One thing I used to do after each writers conference or listening to an author speak, was to share that experience and knowledge with others. That was intended to be today’s post. However, these days, more and more, intellectual property is flicking it’s finger on my temple letting me know that is no longer acceptable; that if people want to hear the speakers, they need to pay to go to the venu. So now I wonder what I can share outside of “I learned so much and I networked with fellow writers and illustrators.”

One of my friends spends a lot of the conference time in her room, writing. It is quiet time away from family and her busy lifestyle, surrounded and inspired by fellow writers. My goal was to speak at the conference and help others understand the pitfalls and successes of self-publishing and ePublishing, and to do island research while there.

When a big name speaker talks mostly about him- or herself, I tend to get a bit ho-hum-y. I could read about that information elsewhere. I’m at the conference (paying the big bucks for their intellectual property) to find out what’s current in the book industry, what works for them, and if they are an editor or agent, what tickles their fancies so if I have a story I think will match their likes which I can submit to them later. Mostly, I think success in this industry is a matter of luck — of outstanding writing, of course, but also luck. Constantly develop your writing craft, and be lucky.

I did learn things at the conference, but since I’m unable to share this information, I’ll let it marinate for a while and perhaps it will be tweeked and transformed someday into Sandy-speak.

Or maybe I’ll just write. There are always three or more stories I have in progress at any moment.

Whether you are able to attend a conference or not, keep on reading about craft; keep on bettering your writing. Every six months you should be a better writer than six months earlier. Read. Write. Learn. Wishing you each the best in your writing endeavors.

Post Writers’ Conference Weekend Evaluation — The Set Up (i.e., Part I)

It’s been a week since the SCBWI-MI fall writers’ conference on Mackinac Island. The day after the conference, life swung immediately back into normal mode.
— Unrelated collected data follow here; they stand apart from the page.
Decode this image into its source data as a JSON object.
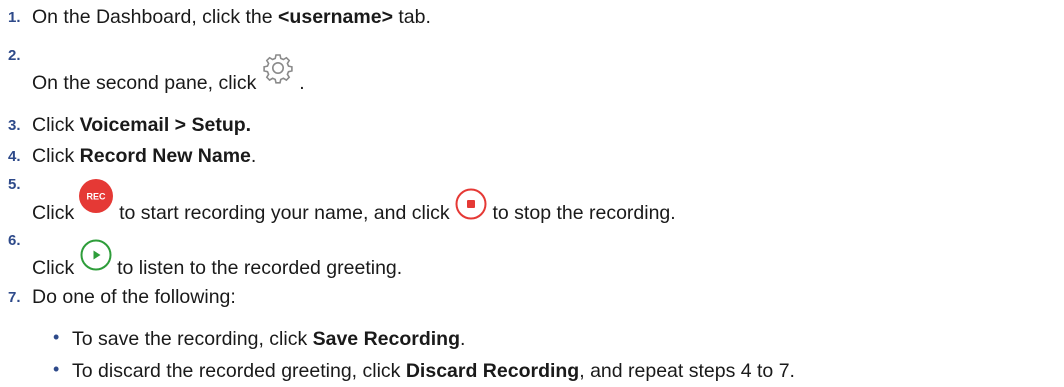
{
  "steps": [
    {
      "num": "1.",
      "pre": "On the Dashboard, click the ",
      "bold": "<username>",
      "post": " tab."
    },
    {
      "num": "2.",
      "pre": "On the second pane, click ",
      "icon": "gear-icon",
      "post": " ."
    },
    {
      "num": "3.",
      "pre": "Click ",
      "bold": "Voicemail > Setup."
    },
    {
      "num": "4.",
      "pre": "Click ",
      "bold": "Record New Name",
      "post": "."
    },
    {
      "num": "5.",
      "pre": "Click ",
      "icon1": "record-icon",
      "icon1_text": "REC",
      "mid": " to start recording your name, and click ",
      "icon2": "stop-icon",
      "post": " to stop the recording."
    },
    {
      "num": "6.",
      "pre": "Click ",
      "icon": "play-icon",
      "post": " to listen to the recorded greeting."
    },
    {
      "num": "7.",
      "pre": "Do one of the following:"
    }
  ],
  "bullets": [
    {
      "pre": "To save the recording, click ",
      "bold": "Save Recording",
      "post": "."
    },
    {
      "pre": "To discard the recorded greeting, click ",
      "bold": "Discard Recording",
      "post": ", and repeat steps 4 to 7."
    }
  ],
  "colors": {
    "number": "#2e4a8a",
    "record_red": "#e53935",
    "play_green": "#2e9d3a"
  }
}
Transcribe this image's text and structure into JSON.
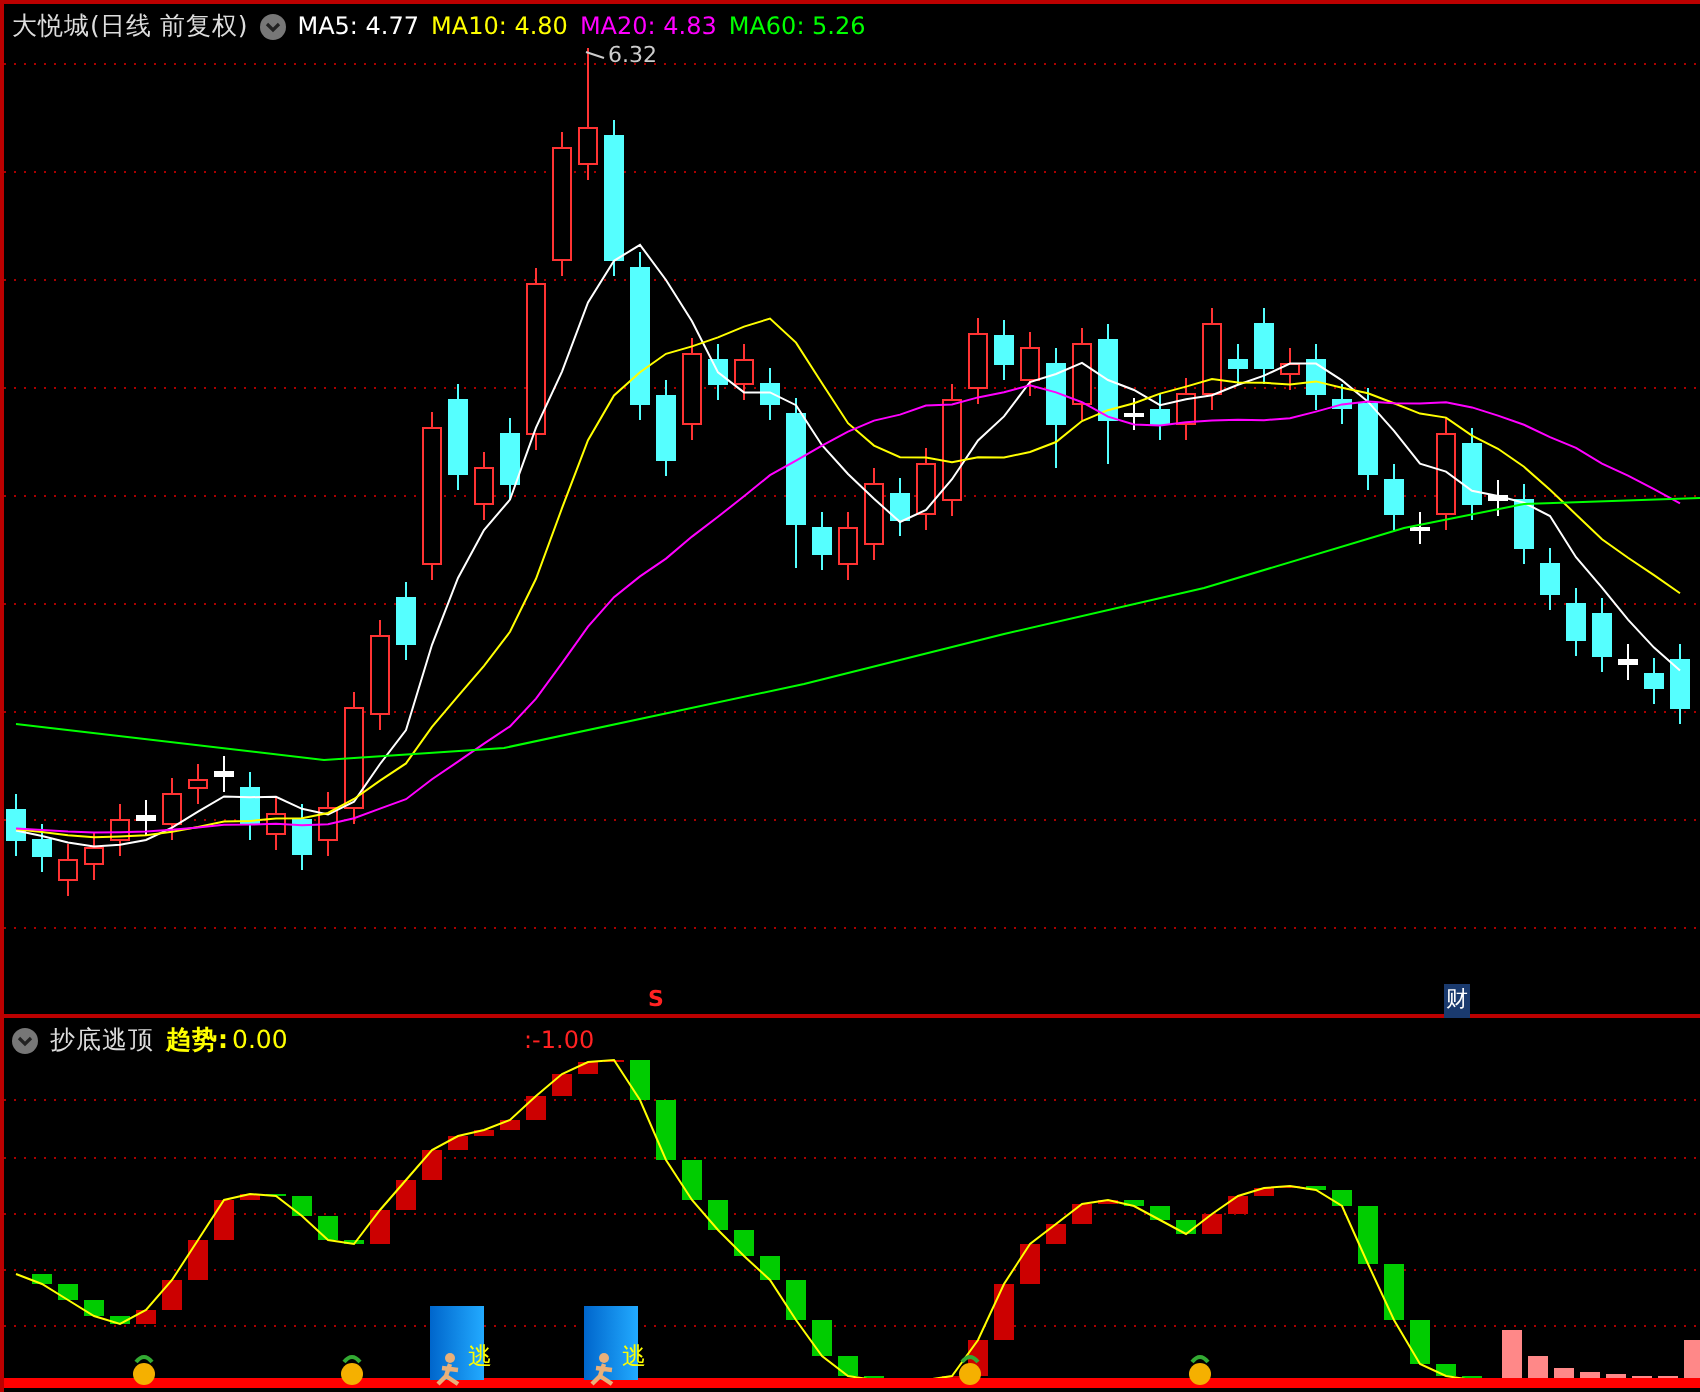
{
  "main_panel": {
    "title": "大悦城(日线 前复权)",
    "indicators": [
      {
        "label": "MA5:",
        "value": "4.77",
        "color": "#ffffff"
      },
      {
        "label": "MA10:",
        "value": "4.80",
        "color": "#ffff00"
      },
      {
        "label": "MA20:",
        "value": "4.83",
        "color": "#ff00ff"
      },
      {
        "label": "MA60:",
        "value": "5.26",
        "color": "#00ff00"
      }
    ],
    "high_label": "6.32",
    "markers": [
      {
        "kind": "signal",
        "text": "S"
      },
      {
        "kind": "finance",
        "text": "财"
      }
    ]
  },
  "indicator_panel": {
    "title": "抄底逃顶",
    "field": {
      "label": "趋势:",
      "value": "0.00"
    },
    "reading": ":-1.00",
    "signals": [
      {
        "text": "逃"
      },
      {
        "text": "逃"
      }
    ]
  }
}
So now, one week later, I need to evaluate what went on.

My husband thought it best to make the 4.5 hour drive a day early so I’d be fresh going into the conference (v.s. leaving home at 3 a.m.). I took advantage of the alone time by stopping at Hartwick Pines State Park for logging photos (for Logging Winter) and at McGilpin Rock (for Tales of the Lost Schooner cover shots). I bought my ferry ticket that Thursday evening to avoid the rush the next morning, then drove over to the International Sky Park for sunset over Lake Michigan and a view of the galaxy plane (a.k.a., Milky Way). I returned to the motel room where the owner and I chased a big grey bat out of my room. (It was huge!) And then I slept. I think.

Friday morning I found I ‘d been successful in avoiding the ferry rush to Mackinac Island, for I was the only passenger on board for the 8 a.m. trip. As I couldn’t check into the conference hotel until 4 p.m., I decided to do some research. I’d written a MG story eight years ago, set on Mackinac Island, and thought to revive the story by renting a bike and seeing the inland spots I’d only seen photos of. At Crack-in-the-Island, in the middle of the woods, on one in sight, the chain fell off my rental. I wasn’t too worried. You can’t really get lost for long on an island with an eight-mile circumference. Still, it took me 45 minutes to find another human, during which time I discovered that when a chain if off a bike, not only can’t you pedal forward, but you also can’t brake. Did I mention I was near the top part of the island? My 1-hour ride turned into three, but upon my return I still had an hour before conference registration, so I mingled with the other early conference folk.

From Friday, 2 p.m., until Sunday, 1:30 p.m., the SCBWI-MI writers’ conference hosted speakers like editor Arthur Levine, editor Christy Ottaviano, and agent Jodell Sadler, along with a host of Michigan speakers and writers including yours truly.

The 3 p.m. ferry was the earliest post-conference way off the island. By 4:00 I climbed into my van on the mainland. Four and a half hours and three cans of Red Bull later I pulled into our driveway.